Os patrões coçavam a cabeça questionando o comportamento do galo, que já nem a alvorada dava, obcecado em esfrangalhar o último descendente.
Não tardou que o dono da quinta se cansasse do galo louco e o vendesse pela melhor oferta.
Zaman acabou enjaulado durante vários dias numa cave escura e húmida esperando o seu destino.
Uma noite, dois braços peludos e tatuados agarraram-no à força. Atiraram-no para o meio de um circulo delimitado a pernas e cervejas. Olhou o ambiente estranho, ainda a habituar-se à claridade que não via há dias. Do outro lado, um galo negro, luzidio e robusto olhava-o com fúria. 


Morreu nesse dia, olhando as narinas de um homem que se mexiam a cada dois segundos.

Histórias para Crianças de Maior Idade - Parte II


Eram duas vezes uma criança especial. Uma vez mentiu à mãe, outra vez portou-se mal. Duas vezes seguiu o Lobo da Floresta. Uma vez foi pelo atalho, outra vez foi desonesta. O doce de amora guardado para a avó, deu ao Lobo sem demora, sem pejo, enfado ou dó! O Lobo, regalado, lambuzou-se com a iguaria, e a Criança ignorava o desfecho que isto teria. É que as amoras eram frescas, o doce morno e suculento, e três gotas correram a perna da Menina em crescimento. O canídeo, guloso, tratou logo de as sorver, passou a língua molhada pelo pé da dessisada. Sentiu a carne tenra a pedir para ser mordida. Tal foi o susto e o medo, que nada disse a moça de vida já perdida. A língua do Lobo subiu-lhe em direção ao artelho, e os dentes afiados cravaram-se pelo joelho. Rasgou-lhe aquela polpa entre a pele e o tendão. Jorrava agora um líquido do músculo em exposição. O líquido corria num regato improvisado, desceu a colina, atravessou o condado. Como todos os rios correu até ao mar. Passou a Jordânia, chegou ao Egito e derramou-se no Mar, a prova do delito. Tingiu o Mar salgado com a cor do rubi. Um Lobo. Dois Lobos. Três Lobos. Um está guardado para ti!

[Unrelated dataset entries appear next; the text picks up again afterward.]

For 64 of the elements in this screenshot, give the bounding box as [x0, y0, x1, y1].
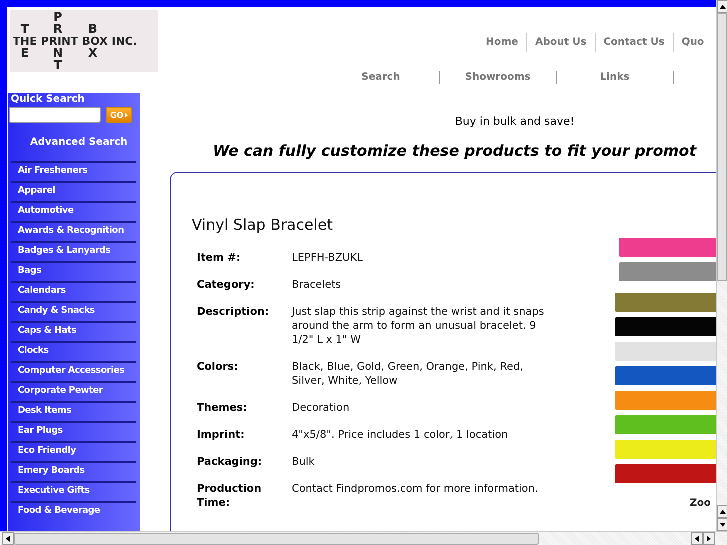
- category-link[interactable]: Apparel: [11, 181, 136, 201]
- category-link[interactable]: Desk Items: [11, 401, 136, 421]
- detail-label: Category:: [197, 278, 256, 292]
- arrow-icon: [124, 112, 128, 118]
- left-arrow-icon: [694, 534, 700, 542]
- tagline: Buy in bulk and save!: [454, 115, 576, 128]
- detail-label: Packaging:: [197, 455, 264, 469]
- left-arrow-icon: [5, 534, 11, 542]
- category-link[interactable]: Clocks: [11, 341, 136, 361]
- scrollbar-thumb[interactable]: [717, 13, 727, 281]
- category-link[interactable]: Corporate Pewter: [11, 381, 136, 401]
- scroll-up-button[interactable]: [717, 0, 727, 13]
- advanced-search-link[interactable]: Advanced Search: [8, 123, 140, 161]
- nav-link[interactable]: Search: [362, 72, 400, 83]
- detail-value: LEPFH-BZUKL: [292, 251, 364, 265]
- detail-label: Imprint:: [197, 428, 246, 442]
- category-link[interactable]: Automotive: [11, 201, 136, 221]
- category-link[interactable]: Air Fresheners: [11, 161, 136, 181]
- up-arrow-icon: [718, 4, 726, 10]
- category-link[interactable]: Calendars: [11, 281, 136, 301]
- logo: THE PRINT BOX INC. T E PR NT B X: [10, 10, 158, 72]
- nav-link[interactable]: Links: [600, 72, 630, 83]
- detail-label: Description:: [197, 305, 270, 320]
- scroll-up-button[interactable]: [717, 505, 727, 518]
- product-title: Vinyl Slap Bracelet: [192, 216, 334, 234]
- detail-label: Item #:: [197, 251, 242, 265]
- nav-link[interactable]: Quo: [672, 32, 712, 52]
- nav-link[interactable]: Home: [478, 32, 526, 52]
- detail-label: Production Time:: [197, 482, 263, 510]
- scroll-right-button[interactable]: [703, 532, 715, 545]
- category-link[interactable]: Food & Beverage: [11, 501, 136, 521]
- category-link[interactable]: Ear Plugs: [11, 421, 136, 441]
- nav-link[interactable]: Contact Us: [594, 32, 673, 52]
- nav-link[interactable]: About Us: [526, 32, 595, 52]
- detail-value: Decoration: [292, 401, 351, 415]
- quick-search-label: Quick Search: [10, 93, 86, 105]
- right-arrow-icon: [706, 534, 712, 542]
- detail-value: 4"x5/8". Price includes 1 color, 1 location: [292, 428, 510, 442]
- detail-label: Themes:: [197, 401, 248, 415]
- category-link[interactable]: Bags: [11, 261, 136, 281]
- scrollbar-thumb[interactable]: [14, 532, 539, 544]
- category-link[interactable]: Executive Gifts: [11, 481, 136, 501]
- scroll-left-button[interactable]: [691, 532, 703, 545]
- up-arrow-icon: [718, 508, 726, 514]
- detail-value: Black, Blue, Gold, Green, Orange, Pink, Red, Silver, White, Yellow: [292, 360, 524, 388]
- category-link[interactable]: Computer Accessories: [11, 361, 136, 381]
- detail-value: Just slap this strip against the wrist and it snaps around the arm to form an unusual bracelet. 9 1/2" L x 1" W: [292, 305, 546, 347]
- category-link[interactable]: Awards & Recognition: [11, 221, 136, 241]
- nav-link[interactable]: Showrooms: [465, 72, 531, 83]
- category-link[interactable]: Eco Friendly: [11, 441, 136, 461]
- detail-label: Colors:: [197, 360, 240, 375]
- search-field[interactable]: [9, 107, 101, 123]
- zoom-label: Zoo: [690, 498, 711, 509]
- down-arrow-icon: [718, 522, 726, 528]
- category-link[interactable]: Badges & Lanyards: [11, 241, 136, 261]
- category-link[interactable]: Emery Boards: [11, 461, 136, 481]
- scroll-left-button[interactable]: [2, 532, 14, 545]
- headline: We can fully customize these products to fit your promot: [213, 142, 698, 160]
- detail-value: Contact Findpromos.com for more information.: [292, 482, 540, 497]
- scroll-down-button[interactable]: [717, 518, 727, 531]
- category-link[interactable]: Caps & Hats: [11, 321, 136, 341]
- detail-value: Bulk: [292, 455, 316, 469]
- detail-value: Bracelets: [292, 278, 342, 292]
- category-link[interactable]: Candy & Snacks: [11, 301, 136, 321]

Histórias para Crianças de Maior Idade - Parte I

O Monstro


Há um monstro no meu armário. De 5 olhos, 20 braços, caninos afiados... Não gosta de música, não lê, nem podia: é mau de ouvido e tem miopia. É verde. De inveja, admito. Às vezes pragueja se fica irritado. Vive escondido, não é nada bonito. Tem mau feitio e um semblante fechado. Assusta-me quando apago a luz. E se a acendo ainda lá está. O monstro feio, verde, bexigoso, é parte de mim e sempre será. Mas, por vezes, este meu monstro, que pragueja, grita e me assusta, chora de tristeza e de angústia. Precisa de colo, e de aconchego. Precisa de beijos, abraços e mimos. Quando isto acontece já não tenho medo. Nessas alturas estendo-lhe a mão. Fico com ele e dou-lhe atenção. Conto-lhe histórias da Terra e do Mar. Falo baixinho para o sossegar. Depois ele acorda do sono profundo, com o ego asqueroso de novo inchado. Perco o carinho. De novo a repulsa. Ele volta ao armário que conservo fechado.